On Tuesday, 80-year-old Reynaldo Romero-Contreras stood in front of the courtroom and expressed how he still feels unwell over the death of his 46-year-old daughter, Nancy Romero.
“The way she died, the way she was killed, it wasn’t fair,” Romero-Contreras said in Spanish. “If he did this to her, and he did wrong, I need him to pay for it.”
Romero’s body was found about a block from Long Beach Superior Court on the morning of July 11, 2019. She had been shot in the back and later died after being rushed to the hospital.
Osborne, who was 31 at the time of the killing, turned himself in five days after the shooting, and court records show he has remained jailed in lieu of $3 million bail ever since.
At the time, details about what led up to the shooting weren’t immediately clear, with police calling the crime an isolated incident of domestic violence after the couple’s roommates said they witnessed Osborne and Romero arguing the night before.
But during his trial, Osborne testified that he had snapped and fired at Romero during an argument when she allegedly said, “I’m glad I’m not having your (expletive) baby,” in reference to an earlier miscarriage, according to the Press-Telegram.
Before Osborne would learn his sentence on Tuesday, his attorney Kevin McGurk asked the judge to consider another ruling, given that an assessment of Osborne revealed that he suffers from childhood trauma.
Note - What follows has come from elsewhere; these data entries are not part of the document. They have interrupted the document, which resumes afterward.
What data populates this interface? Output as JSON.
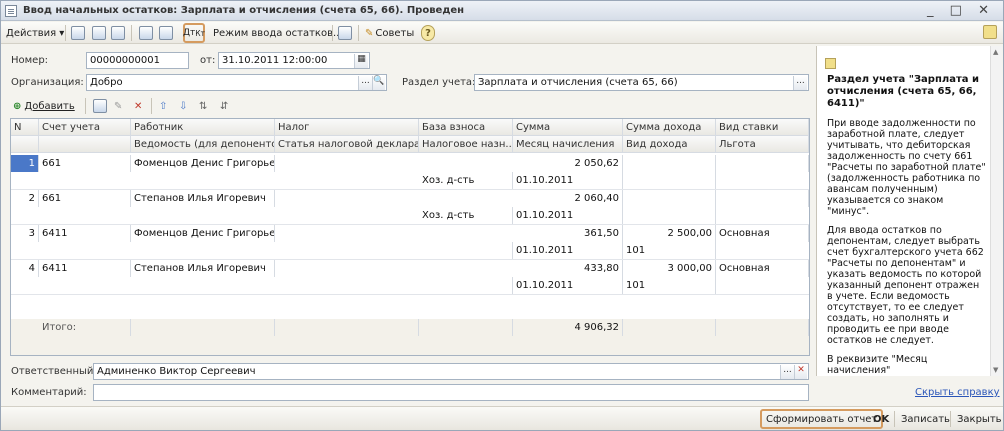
{
  "window": {
    "title": "Ввод начальных остатков: Зарплата и отчисления (счета 65, 66). Проведен",
    "controls": "_ □ ✕"
  },
  "toolbar": {
    "actions": "Действия",
    "mode": "Режим ввода остатков...",
    "tips": "Советы"
  },
  "header": {
    "number_label": "Номер:",
    "number": "00000000001",
    "from_label": "от:",
    "date": "31.10.2011 12:00:00",
    "org_label": "Организация:",
    "org": "Добро",
    "section_label": "Раздел учета:",
    "section": "Зарплата и отчисления (счета 65, 66)"
  },
  "grid_toolbar": {
    "add": "Добавить"
  },
  "grid": {
    "headers1": [
      "N",
      "Счет учета",
      "Работник",
      "Налог",
      "База взноса",
      "Сумма",
      "Сумма дохода",
      "Вид ставки"
    ],
    "headers2": [
      "",
      "",
      "Ведомость (для депонентов)",
      "Статья налоговой декларации",
      "Налоговое назн...",
      "Месяц начисления",
      "Вид дохода",
      "Льгота"
    ],
    "rows": [
      {
        "n": "1",
        "account": "661",
        "employee": "Фоменцов Денис Григорье...",
        "sum": "2 050,62",
        "base": "Хоз. д-сть",
        "month": "01.10.2011",
        "income": "",
        "income_type": "",
        "rate": ""
      },
      {
        "n": "2",
        "account": "661",
        "employee": "Степанов Илья Игоревич",
        "sum": "2 060,40",
        "base": "Хоз. д-сть",
        "month": "01.10.2011",
        "income": "",
        "income_type": "",
        "rate": ""
      },
      {
        "n": "3",
        "account": "6411",
        "employee": "Фоменцов Денис Григорье...",
        "sum": "361,50",
        "base": "",
        "month": "01.10.2011",
        "income": "2 500,00",
        "income_type": "101",
        "rate": "Основная"
      },
      {
        "n": "4",
        "account": "6411",
        "employee": "Степанов Илья Игоревич",
        "sum": "433,80",
        "base": "",
        "month": "01.10.2011",
        "income": "3 000,00",
        "income_type": "101",
        "rate": "Основная"
      }
    ],
    "total_label": "Итого:",
    "total_sum": "4 906,32"
  },
  "footer": {
    "resp_label": "Ответственный:",
    "resp": "Админенко Виктор Сергеевич",
    "comment_label": "Комментарий:",
    "comment": ""
  },
  "help": {
    "title": "Раздел учета \"Зарплата и отчисления (счета 65, 66, 6411)\"",
    "p1": "При вводе задолженности по заработной плате, следует учитывать, что дебиторская задолженность по счету 661 \"Расчеты по заработной плате\" (задолженность работника по авансам полученным) указывается со знаком \"минус\".",
    "p2": "Для ввода остатков по депонентам, следует выбрать счет бухгалтерского учета 662 \"Расчеты по депонентам\" и указать ведомость по которой указанный депонент отражен в учете. Если ведомость отсутствует, то ее следует создать, но заполнять и проводить ее при вводе остатков не следует.",
    "p3": "В реквизите \"Месяц начисления\"",
    "hide": "Скрыть справку"
  },
  "buttons": {
    "report": "Сформировать отчет",
    "ok": "OK",
    "save": "Записать",
    "close": "Закрыть"
  }
}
McGurk, whose motion for a new trial or modification of a verdict was also denied, also argued that Osborne was under the influence of alcohol at the time of the shooting.
Marlon Duke Powers with the Los Angeles County District Attorney’s Office countered by saying Osborne consumed alcohol after the fact and that it, along with any trauma Osborne has, did not play a factor in the shooting.
“His ability to use that gun without caring of those consequences, that will always be a risk for any individual,” Powers said, referring to Osborne.
Romero’s sister Iris, who also spoke in court, said Osborne was capable of walking away that day, but he insisted on chasing after her.
In court, Iris said that, as a homicide detective with the Los Angeles Police Department, she never thought she would “be on the other end of everything.”
She described her sister as a loving and caring daughter who, despite her troubles, was always there to take care of her father.
“Mr. Osborne broke me in a way I couldn’t even imagine,” she said. “Being a coward to not even face her to shoot her … that’s what hurts the most.”
Judge Judith L. Meyer commended Romero’s father and sister for sharing how they were impacted by Osborne’s actions.
Meyer told Romero’s sister she understood how hard it is to admit being broken and that it sometimes takes getting broken to really appreciate what other people go through.
Ultimately, Meyer’s decision came down to determining if Osborne’s trauma, and other factors, outweighed the risk to public safety.
“I realize Mr. Osborne had a difficult childhood and was the victim of some abuse,” Meyer said while giving kudos to McGurk’s argument and advocacy.
But Osborne has since been able to grow and build a life for himself, Meyer said. She described how despite his trauma, Osborne is a capable person who, prior to the shooting, had a job and spent a lot of his money buying guns.
Therefore, Meyer didn’t see how child victimization had anything to do with Osborne shooting Romero in the back.
“I don’t know how you can say the public is safe when you have a man who’s willing to shoot someone in the back,” Meyer said. She added that if he was able to shoot someone in the back and then run away, “he can do that to anyone, anywhere.”
Editor’s note: This story has been updated to correct John Osborne’s age and to provide Marlon Duke Powers’ full name.